Отец Лотты проковылял по коридору и рухнул на табуретку.
— Секундочку, — еле дыша, произнес он. — Можно… можно мне стакан воды?
— Сейчас посмотрю…
Профессор проверил все кухонные шкафы, с грохотом захлопывая дверцы.
— Господи, да где же она хранит стаканы?! Ладно… сойдет и чашка.
Незваный гость выпил воды. Широким жестом профессор распахнул дверь:
— В другой раз, дружище! Боже, какой у тебя потрепанный вид.
Заслышав хруст гравия, мать Лотты выглянула в окно. По дорожке плелся ее муж (а она-то думала, что он в кровати); он остановился на полпути, ища опоры у грушевого дерева, и посмотрел на дом с испугом, будто увидел что-то устрашающее. Приглядевшись, она заметила, что он плачет. Тем же вечером мать облекла в письменную форму их отказ от продолжения дружбы с профессором. Скрипя пером по почтовой бумаге, она назвала его законченным эгоистом. утратившим человечность на пороге их собственного дома.
— Интересно, — сказала Анна, — что в тот период ты мечтала о поездке в Кельн.
— Чем же?
— Да тем, что именно тогда и во мне проснулось желание вернуться туда.

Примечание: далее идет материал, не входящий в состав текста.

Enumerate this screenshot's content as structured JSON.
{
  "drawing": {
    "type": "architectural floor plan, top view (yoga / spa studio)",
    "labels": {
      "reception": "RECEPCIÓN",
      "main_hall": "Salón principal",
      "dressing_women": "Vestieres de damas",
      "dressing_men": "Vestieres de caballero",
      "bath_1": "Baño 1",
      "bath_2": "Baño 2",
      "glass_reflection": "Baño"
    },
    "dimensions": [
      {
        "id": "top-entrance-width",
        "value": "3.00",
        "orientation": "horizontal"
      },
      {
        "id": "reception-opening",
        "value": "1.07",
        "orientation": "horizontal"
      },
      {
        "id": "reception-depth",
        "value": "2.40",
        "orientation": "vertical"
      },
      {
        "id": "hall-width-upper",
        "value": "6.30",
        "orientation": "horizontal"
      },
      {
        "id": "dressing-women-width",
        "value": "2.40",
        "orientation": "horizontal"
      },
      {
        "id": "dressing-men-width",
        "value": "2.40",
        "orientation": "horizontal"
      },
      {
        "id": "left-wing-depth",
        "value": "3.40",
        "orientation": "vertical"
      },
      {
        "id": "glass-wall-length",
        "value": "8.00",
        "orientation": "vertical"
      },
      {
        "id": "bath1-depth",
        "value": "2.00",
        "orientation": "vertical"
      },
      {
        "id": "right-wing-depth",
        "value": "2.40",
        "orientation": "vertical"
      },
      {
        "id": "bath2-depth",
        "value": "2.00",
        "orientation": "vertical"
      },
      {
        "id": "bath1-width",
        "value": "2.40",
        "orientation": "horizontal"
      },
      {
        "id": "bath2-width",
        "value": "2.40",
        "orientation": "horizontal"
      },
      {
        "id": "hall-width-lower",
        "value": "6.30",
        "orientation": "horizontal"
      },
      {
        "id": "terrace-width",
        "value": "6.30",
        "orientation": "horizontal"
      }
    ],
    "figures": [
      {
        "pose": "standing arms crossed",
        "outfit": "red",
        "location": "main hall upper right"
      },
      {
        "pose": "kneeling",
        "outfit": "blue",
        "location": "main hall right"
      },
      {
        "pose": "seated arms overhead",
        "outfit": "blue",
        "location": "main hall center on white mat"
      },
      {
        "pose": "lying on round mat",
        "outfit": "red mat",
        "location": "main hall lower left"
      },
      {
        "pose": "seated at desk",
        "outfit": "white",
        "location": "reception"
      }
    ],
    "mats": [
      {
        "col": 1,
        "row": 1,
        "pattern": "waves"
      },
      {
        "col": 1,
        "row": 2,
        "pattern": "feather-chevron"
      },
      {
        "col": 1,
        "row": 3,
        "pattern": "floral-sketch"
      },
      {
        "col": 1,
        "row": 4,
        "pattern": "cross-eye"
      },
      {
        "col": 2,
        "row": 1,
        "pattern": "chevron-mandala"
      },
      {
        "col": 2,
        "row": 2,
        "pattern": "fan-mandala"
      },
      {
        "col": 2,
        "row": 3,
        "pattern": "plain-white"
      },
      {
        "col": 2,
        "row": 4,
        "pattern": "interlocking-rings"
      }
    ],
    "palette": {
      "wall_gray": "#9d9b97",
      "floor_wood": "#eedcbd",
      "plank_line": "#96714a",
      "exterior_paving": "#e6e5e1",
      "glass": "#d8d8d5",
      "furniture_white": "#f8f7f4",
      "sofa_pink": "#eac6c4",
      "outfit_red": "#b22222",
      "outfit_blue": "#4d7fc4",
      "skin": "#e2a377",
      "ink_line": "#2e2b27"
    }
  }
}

Анна достигла того возраста, в котором ее отцу стало тесно в симбиотическом мирке между церковью и рекой, представлявшем собой скопление ферм и их обитателей, которые знали друг друга как облупленных. Так же как и в случае с отцом, эта скудость впечатлений не переросла у Анны в фаталистическое приятие судьбы, а приобрела форму бунтарства.
Она дернула Якобсмайера за рукав сутаны.
— Как мне уехать из этой деревни? — Ее голос нарушил беззаботный покой церкви Святого Ландолинуса. — Возиться с навозом до скончания века — не мое призвание.
Якобсмайер в нерешительности кивнул.
— Возможно, у меня есть идея… — Он задумчиво поглаживал подбородок. — Архиепископ Падерборна ищет молодую женщину, которая со временем могла бы заменить его престарелую домработницу. Он хочет направить ее в кельнскую школу, где дочки из состоятельных семей обучаются ведению домашнего хозяйства с прислугой. Школа для дам… — Он улыбнулся, не скрывая иронии.